I understand that all category objects must have self morphisms, but allowing morphisms to or from empty sets breaks my intuition of what morphisms are (i.e. a relation between the origin and target objects).

If a category object that is the empty set has a self morphism, is it permitted to participate in other morphisms?

N.B. I’m just starting to learn category theory, so right now I only understand category objects as sets (or simpler objects like integers), which may be part of my problem.

Your problem is that your intuitions about the empty set don't fit the mathematical definitions; where functions etc. end up existing vacuously. In this answer, given your background I'll discuss the category Set. This category has as its objects sets and as its morphisms functions between sets.
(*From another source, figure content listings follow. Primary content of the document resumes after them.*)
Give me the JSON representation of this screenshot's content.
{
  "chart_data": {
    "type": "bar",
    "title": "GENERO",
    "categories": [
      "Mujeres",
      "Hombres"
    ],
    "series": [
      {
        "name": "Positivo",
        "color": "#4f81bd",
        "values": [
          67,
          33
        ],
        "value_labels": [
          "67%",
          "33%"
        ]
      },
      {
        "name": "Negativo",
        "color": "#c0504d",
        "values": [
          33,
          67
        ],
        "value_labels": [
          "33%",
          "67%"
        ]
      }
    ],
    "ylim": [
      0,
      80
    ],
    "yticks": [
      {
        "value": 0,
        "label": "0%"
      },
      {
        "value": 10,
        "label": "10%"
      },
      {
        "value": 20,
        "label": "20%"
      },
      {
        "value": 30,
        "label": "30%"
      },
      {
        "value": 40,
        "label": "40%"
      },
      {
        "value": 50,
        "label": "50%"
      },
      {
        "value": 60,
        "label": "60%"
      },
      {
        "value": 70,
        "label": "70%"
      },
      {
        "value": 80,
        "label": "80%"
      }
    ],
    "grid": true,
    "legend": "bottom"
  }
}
In this setting, your question asks what the morphisms with domain $$\emptyset$$ are. The point is that the definition of a function $$f:A \to B$$ is "for each $$a \in A$$ there is a unique $$b \in B$$ such that $$f(a) = b$$" (In set theoretic language $$f:A \to B$$ is actually a subset of $$A \times B$$ such that for each $$a \in A$$, there is a unique $$b \in B$$ such that $$(a,b) \in f$$).
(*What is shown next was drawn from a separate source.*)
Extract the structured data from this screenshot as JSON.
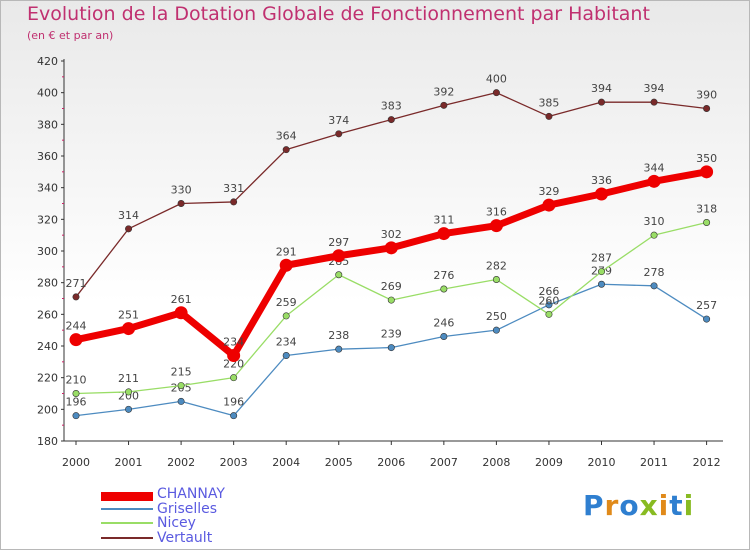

In particular, this definition means that for any set $$B$$ there is a unique function from $$\emptyset$$ to $$B$$; namely $$\emptyset$$ itself! (though in the category we distinguish between the object $$\emptyset$$ and each of the morphisms $$\emptyset$$ since the morphisms come with a domain and codomain) This may seem strange, but the definition requires it since there are no $$a \in \emptyset$$ so the needed condition vacuously holds for $$f = \emptyset$$. In particular, in Set for every object $$B$$ there is a unique morphism $$f:\emptyset \to B$$ (In technical language, this says that $$\emptyset$$ is an initial object in Set). So, yes, in Set, $$\emptyset$$ has an identity morphism $$\emptyset \to \emptyset$$ and also participates in morphisms to all other sets. This means your intuition about the category Set is incorrect.

In general, a category is really just a collection of objects with arrows (morphisms) satisfying the right rules. Anything you write down with those properties is fine! We could consider the category whose objects are sets with just the identity arrows, or with all possible arrows; both would be fine. The advantage of this is that it lets lots of things fit into this framework.